Meirelles é formado em arquitetura, mas a imagem sempre fez parte de sua vida. Nos anos 80, se juntou a Marcelo Tas (que hoje apresenta o programa CQC, na Bandeirantes) e juntos criaram o repórter Ernesto Varella, que é o precursor do estilo de entrevistas bem humoradas (mas com muito menos conteúdo) de programas como o "Pânico", por exemplo, ou o próprio CQC. Tas e Meirelles fundaram a produtora "Olhar Eletrônico", que revolucionou a linguagem do vídeo e produziu muita coisa experimental nos anos 80. Hoje Fernando Meirelles é sócio da mega produtora de publicidade e cinema O2, em São Paulo, e é o cineasta brasileiro mais bem sucedido do mundo (seguido por Walter Salles). "Cidade de Deus" foi indicado a quatro Oscar, inclusive o de Melhor Diretor, e Meirelles recebeu convites de trabalho do mundo todo, e de todo tipo (como dirigir um filme de James Bond, por exemplo). Preferiu seguir um caminho mais pessoal e dirigiu "O Jardineiro Fiel", que deu o Oscar de Melhor Atriz Coadjuvante para Rachel Weiss, e agora trabalhou com Julianne Moore e grande elenco internacional em "Ensaio sobre a Cegueira".


Na entrevista, Meirelles falou sobre o cinema atual e sobre o futuro da arte. Ele disse que o mercado de cinema está diminuindo não só no Brasil, mas em todo mundo, por causa das novas mídias. Ao mesmo tempo, ele acha que o cinema não vai terminar, porque só o cinema dá o prazer do que ele chamou de "sonho coletivo", da experiência compartilhada de se ver um filme junto na sala de cinema. Ele disse que acha ótimo que as novas tecnologias estejam permitindo que cada vez mais gente tenha acesso à produção audio-visual, mas que o problema está na ponta da distribuição. Ele acredita que já que parte da produção de filmes no Brasil recebe verba do Governo, ele crê que as leis de incentivo também deveriam patrocinar o consumo de filmes brasileiros (na compra de ingressos, por exemplo). Ele acredita também que um caminho que já acontece e que vai ser cada vez mais comum é o das produções independentes feitas diretamente para a televisão, seja aberta ou fechada. Perguntado sobre o colega e diretor Walter Salles (que recentemente lançou o filme Linha de Passe), Meirelles não poupou elogios e disse que o conhecimento cinematográfico de Salles é muito superior ao dele.

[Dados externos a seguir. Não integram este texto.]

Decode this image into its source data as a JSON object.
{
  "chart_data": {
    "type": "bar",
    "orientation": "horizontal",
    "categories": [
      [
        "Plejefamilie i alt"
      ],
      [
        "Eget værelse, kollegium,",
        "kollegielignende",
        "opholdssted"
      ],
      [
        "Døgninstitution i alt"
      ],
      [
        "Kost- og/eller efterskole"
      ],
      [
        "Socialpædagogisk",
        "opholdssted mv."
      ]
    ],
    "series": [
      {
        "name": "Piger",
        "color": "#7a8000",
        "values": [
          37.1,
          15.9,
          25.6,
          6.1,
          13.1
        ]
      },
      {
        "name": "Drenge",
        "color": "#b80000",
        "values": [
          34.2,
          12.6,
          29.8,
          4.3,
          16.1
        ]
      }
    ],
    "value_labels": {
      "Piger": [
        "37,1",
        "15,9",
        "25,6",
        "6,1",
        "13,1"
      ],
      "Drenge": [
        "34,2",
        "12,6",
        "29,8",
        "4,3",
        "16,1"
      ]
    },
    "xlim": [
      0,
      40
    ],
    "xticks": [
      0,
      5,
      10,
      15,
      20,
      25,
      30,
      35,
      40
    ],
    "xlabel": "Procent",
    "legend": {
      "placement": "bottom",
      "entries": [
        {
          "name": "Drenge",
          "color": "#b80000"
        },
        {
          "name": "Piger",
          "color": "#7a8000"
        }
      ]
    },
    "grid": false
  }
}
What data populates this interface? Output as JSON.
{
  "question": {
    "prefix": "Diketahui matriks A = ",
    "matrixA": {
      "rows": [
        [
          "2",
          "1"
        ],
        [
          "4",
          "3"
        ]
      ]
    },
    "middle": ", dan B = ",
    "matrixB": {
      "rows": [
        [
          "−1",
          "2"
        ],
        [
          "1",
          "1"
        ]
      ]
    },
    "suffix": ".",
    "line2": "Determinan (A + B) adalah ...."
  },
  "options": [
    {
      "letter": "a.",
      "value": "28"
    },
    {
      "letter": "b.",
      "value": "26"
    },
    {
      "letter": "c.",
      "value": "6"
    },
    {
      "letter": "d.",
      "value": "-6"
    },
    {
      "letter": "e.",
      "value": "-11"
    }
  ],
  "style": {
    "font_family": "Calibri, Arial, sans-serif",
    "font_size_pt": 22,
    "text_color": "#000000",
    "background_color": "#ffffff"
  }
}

O crítico Luis Carlos Merten pediu para Meirelles comentar um encontro que ele teve com Steven Spielberg, que lhe perguntou como ele conseguiu filmar a famosa cena da perseguição à galinha, no início de "Cidade de Deus". Spielberg queria saber que equipamento foi usado, e Meirelles explicou que César Charlone (diretor de fotografia) simplesmente amarrou com fita crepe uma câmera 16mm ao cabo de uma vassoura e correu atrás do bicho. Sobre "Ensaio", Meirelles comentou que fez algumas mudanças no filme após algumas exibições teste, como cortar ou amenizar algumas cenas de estupro e violência. E que também retirou quase toda a narração em off que Danny Glover fazia.


"Ensaio sobre a Cegueira" estréia nesta sexta-feira, 12 de setembro.